È difficile leggere in modo diverso la sentenza del giudice: è una condanna politica, che cerca di dare una frustata in più ad un paese che vive di soprassalti istituzionali da tre anni, in mezzo ad una severa crisi socioeconomica.
Come caratterizzare altrimenti una condanna a 9 anni di prigione per colui che dirige tutte le inchieste presidenziali svolte per le elezioni del 2018? È una condanna politica, senza dubbio, per un appartamento sul quale non hanno nessuna prova (firma, contratto, trasloco, eccetera) che dimostri che sia dell’ex presidente, come è rimasto dimostrato nell’udienza, mesi fa.
Chi condanna il dirigente storico sindacale è il pirotecnico e mediatico giudice Moro che appare in decine di fotografie sorridendo vicino ad Aecio Neves -seriamente implicato nella causa Lava Jato- ed al barcollante Michel Temer, che potrebbe essere rimpiazzato da Rodrigo Maia in questi giorni. Molto lontano dall’equidistanza politica sotto la quale i mass media regionali cercano di situare Moro, è un giudice il cui obiettivo finale è rimasto chiaro: che Lula non competa (o lo faccia seriamente condizionato) nelle elezioni presidenziali del 2018. La campagna della destra -la stessa che ha sferrato il golpe a Rousseff – avrà ora un sicuro slogan in caso che Lula decida ugualmente di competere: “Come votare qualcuno già condannato?.”
Tuttavia, la storia latinoamericana dimostra che la strategia della destra brasiliana è ben rischiosa, potrebbe colpirla di ritorno come un boomerang. Lula non solo dirige le inchieste di intenzione di voto rispetto all’anno prossimo, ma i sondaggi dimostrano come sia l’ex presidente vivo più considerato della storia del suo paese. Governò in un periodo di bonaccia economica e ridistribuì la ricchezza. Riuscirà questa condanna in prima istanza ad abbassare il suo indice di popolarità, o potrà essere vista come una decisione arbitraria di quelli che effettuarono già un golpe alla democrazia brasiliana nel 2016? Le prossime settimane lo diranno. Lula che sopravvisse a quattro decadi di assedio del gruppo Globo, pensa di sopravvivere al giudice Moro.

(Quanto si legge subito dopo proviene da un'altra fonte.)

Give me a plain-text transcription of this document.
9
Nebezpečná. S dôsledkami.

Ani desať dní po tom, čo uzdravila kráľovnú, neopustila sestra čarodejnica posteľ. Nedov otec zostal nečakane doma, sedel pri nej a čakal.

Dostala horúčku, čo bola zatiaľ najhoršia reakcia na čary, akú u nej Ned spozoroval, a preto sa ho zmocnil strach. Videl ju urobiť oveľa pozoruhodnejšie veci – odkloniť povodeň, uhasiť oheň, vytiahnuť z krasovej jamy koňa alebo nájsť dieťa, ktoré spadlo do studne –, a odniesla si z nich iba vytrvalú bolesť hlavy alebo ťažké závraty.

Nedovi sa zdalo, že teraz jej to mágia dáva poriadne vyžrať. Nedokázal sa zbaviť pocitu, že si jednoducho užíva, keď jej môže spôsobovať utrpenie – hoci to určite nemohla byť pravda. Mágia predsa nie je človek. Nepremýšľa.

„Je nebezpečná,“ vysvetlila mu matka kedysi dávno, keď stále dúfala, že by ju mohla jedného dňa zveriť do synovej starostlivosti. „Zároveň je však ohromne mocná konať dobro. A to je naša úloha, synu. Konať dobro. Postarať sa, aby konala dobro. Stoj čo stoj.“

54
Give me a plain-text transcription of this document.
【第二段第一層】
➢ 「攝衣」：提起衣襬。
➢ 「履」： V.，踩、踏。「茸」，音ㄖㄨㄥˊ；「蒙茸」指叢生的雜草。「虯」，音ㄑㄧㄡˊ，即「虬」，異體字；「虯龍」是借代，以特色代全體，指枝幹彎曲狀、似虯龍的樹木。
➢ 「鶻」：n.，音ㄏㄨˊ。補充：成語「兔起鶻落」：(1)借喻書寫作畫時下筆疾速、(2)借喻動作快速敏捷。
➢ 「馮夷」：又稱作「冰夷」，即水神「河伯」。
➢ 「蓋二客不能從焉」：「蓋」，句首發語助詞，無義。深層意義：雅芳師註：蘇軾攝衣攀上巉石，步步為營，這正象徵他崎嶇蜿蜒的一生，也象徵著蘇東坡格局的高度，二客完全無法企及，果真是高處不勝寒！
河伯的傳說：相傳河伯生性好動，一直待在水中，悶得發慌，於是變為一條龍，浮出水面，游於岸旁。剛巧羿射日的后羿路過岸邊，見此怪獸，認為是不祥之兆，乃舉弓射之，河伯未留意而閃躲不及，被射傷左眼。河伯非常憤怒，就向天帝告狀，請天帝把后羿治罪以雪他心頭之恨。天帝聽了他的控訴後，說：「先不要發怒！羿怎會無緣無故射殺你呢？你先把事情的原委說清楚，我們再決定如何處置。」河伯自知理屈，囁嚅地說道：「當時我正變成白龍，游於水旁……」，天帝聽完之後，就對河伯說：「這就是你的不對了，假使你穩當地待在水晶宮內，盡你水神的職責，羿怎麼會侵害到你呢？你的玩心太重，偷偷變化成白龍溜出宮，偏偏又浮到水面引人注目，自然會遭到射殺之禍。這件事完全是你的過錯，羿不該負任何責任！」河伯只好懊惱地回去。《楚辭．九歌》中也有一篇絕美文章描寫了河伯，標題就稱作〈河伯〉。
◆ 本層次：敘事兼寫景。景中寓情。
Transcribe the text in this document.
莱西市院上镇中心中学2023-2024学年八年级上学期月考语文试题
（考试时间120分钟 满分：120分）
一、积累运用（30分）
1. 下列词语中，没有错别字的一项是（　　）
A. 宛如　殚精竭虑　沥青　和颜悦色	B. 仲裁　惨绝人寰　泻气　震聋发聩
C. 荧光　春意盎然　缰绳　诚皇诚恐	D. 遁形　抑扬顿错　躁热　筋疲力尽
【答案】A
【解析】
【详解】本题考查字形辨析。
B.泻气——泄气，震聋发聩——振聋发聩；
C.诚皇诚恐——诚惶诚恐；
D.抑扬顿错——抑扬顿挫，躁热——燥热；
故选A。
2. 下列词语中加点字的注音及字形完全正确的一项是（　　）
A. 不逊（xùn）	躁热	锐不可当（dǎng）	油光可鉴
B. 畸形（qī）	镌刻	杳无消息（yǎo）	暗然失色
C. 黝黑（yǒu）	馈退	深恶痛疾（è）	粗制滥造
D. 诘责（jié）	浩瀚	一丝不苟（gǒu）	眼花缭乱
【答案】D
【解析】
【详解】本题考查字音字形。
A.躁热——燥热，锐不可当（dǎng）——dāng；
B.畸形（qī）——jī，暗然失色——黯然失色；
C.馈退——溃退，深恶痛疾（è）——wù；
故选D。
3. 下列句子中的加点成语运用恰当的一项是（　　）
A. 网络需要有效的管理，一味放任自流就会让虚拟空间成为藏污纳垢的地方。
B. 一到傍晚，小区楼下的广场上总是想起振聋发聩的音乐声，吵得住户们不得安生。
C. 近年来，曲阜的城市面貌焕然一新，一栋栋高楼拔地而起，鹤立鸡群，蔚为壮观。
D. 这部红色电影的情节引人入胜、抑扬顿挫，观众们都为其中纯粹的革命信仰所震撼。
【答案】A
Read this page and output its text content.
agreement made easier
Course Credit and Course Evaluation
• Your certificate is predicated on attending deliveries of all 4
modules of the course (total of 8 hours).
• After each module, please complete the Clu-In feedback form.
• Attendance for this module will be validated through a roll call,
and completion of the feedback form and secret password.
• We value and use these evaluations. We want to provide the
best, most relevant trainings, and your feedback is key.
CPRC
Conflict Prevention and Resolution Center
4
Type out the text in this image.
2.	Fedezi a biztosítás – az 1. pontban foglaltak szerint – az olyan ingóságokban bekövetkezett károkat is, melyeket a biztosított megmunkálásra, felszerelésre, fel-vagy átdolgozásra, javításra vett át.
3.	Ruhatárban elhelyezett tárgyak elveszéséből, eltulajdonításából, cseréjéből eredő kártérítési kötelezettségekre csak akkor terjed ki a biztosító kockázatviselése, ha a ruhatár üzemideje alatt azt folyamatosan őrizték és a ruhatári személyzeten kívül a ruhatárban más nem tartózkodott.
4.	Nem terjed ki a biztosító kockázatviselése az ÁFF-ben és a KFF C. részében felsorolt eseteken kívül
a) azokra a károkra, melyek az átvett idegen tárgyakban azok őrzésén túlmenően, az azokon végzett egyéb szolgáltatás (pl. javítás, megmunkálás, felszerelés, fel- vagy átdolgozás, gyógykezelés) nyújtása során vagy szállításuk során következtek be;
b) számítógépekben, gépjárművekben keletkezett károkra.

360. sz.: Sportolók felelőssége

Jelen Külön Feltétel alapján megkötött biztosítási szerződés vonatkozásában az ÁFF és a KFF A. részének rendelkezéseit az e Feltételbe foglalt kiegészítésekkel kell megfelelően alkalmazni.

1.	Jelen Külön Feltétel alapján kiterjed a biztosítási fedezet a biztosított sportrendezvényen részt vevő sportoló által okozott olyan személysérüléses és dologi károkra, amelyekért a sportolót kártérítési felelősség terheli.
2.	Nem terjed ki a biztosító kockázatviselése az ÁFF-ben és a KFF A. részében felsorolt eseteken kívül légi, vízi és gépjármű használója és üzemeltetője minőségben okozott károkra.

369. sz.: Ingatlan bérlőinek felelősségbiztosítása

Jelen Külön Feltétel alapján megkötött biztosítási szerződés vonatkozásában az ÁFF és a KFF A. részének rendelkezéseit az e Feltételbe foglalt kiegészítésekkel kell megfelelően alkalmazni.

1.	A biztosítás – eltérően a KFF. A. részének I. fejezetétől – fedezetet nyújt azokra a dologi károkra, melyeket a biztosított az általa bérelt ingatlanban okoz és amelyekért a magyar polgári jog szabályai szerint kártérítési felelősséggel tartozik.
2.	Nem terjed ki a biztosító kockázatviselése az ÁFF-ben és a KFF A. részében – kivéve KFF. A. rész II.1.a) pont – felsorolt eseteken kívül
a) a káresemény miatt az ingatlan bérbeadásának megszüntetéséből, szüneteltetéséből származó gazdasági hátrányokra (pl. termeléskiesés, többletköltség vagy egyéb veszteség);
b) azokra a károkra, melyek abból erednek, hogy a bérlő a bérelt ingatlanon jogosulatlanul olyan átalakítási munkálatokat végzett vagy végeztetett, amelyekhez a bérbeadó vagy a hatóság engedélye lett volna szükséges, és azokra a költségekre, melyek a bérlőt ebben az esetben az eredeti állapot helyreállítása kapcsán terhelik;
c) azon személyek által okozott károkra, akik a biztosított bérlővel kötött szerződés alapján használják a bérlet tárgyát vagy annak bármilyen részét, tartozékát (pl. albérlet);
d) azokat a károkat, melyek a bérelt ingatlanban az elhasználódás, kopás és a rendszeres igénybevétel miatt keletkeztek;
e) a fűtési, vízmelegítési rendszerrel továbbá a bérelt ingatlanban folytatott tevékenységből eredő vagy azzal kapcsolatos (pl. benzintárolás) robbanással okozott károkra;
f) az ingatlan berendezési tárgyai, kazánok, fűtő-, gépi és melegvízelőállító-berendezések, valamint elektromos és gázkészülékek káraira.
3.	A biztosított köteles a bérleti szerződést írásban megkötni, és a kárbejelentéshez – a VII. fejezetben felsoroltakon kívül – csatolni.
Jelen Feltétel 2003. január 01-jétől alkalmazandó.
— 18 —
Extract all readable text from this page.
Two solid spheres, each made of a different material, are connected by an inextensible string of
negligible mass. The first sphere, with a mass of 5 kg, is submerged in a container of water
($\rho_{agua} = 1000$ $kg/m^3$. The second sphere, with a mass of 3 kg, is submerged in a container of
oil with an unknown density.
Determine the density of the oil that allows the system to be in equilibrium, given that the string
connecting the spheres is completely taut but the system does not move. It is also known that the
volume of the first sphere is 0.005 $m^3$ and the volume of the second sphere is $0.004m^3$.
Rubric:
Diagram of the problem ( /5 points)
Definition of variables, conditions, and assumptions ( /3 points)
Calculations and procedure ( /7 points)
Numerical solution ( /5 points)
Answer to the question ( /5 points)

Brasile dimostra di essere un esperimento della destra regionale in vari sensi. Primo perché dirige un profondo aggiustamento dopo una decade di ampliamento dei diritti: Temer ritagliò l’investimento sociale, principalmente nella salute e nell’educazione, per le prossime due decadi e ha appena approvato nel Senato una riforma lavorativa profondamente regressiva. Ma inoltre perché la persecuzione contro Lula può essere uno specchio nel quale si guarderebbero Argentina e Paraguay, dove Cristina Fernandez de Kirchner e Fernando Lugo, rispettivamente, mantengono ancora una vigorosa attività politico-elettorale.
La condanna contro Lula, oltre ad essere politica, sembra essere un messaggio dell’establishment all’insieme dei leader popolari della regione che, anche se hanno le corporazioni mediatiche, giudiziali e finanziarie contro di loro, continuano a dirigere le inchieste. Staremo entrando nella fase di un “Piano Condor giudiziale”, come affermò recentemente Eugenio Raul Zaffaroni? Fino a dove si azzarderanno la destra brasiliana e quella latinoamericana in questo tentativo di “restaurazione conservatrice” che vive il continente? Ci saranno nuove “condanne politiche” nel Cono Meridionale? Le domande sono sul tavolo. Nel frattempo, la difesa dell’ex presidente brasiliano farà un ricorso contro la condanna e ricorrerà al tribunale di seconda istanza che ora avrà sulle sue spalle il peso di definire se conferma o assolve.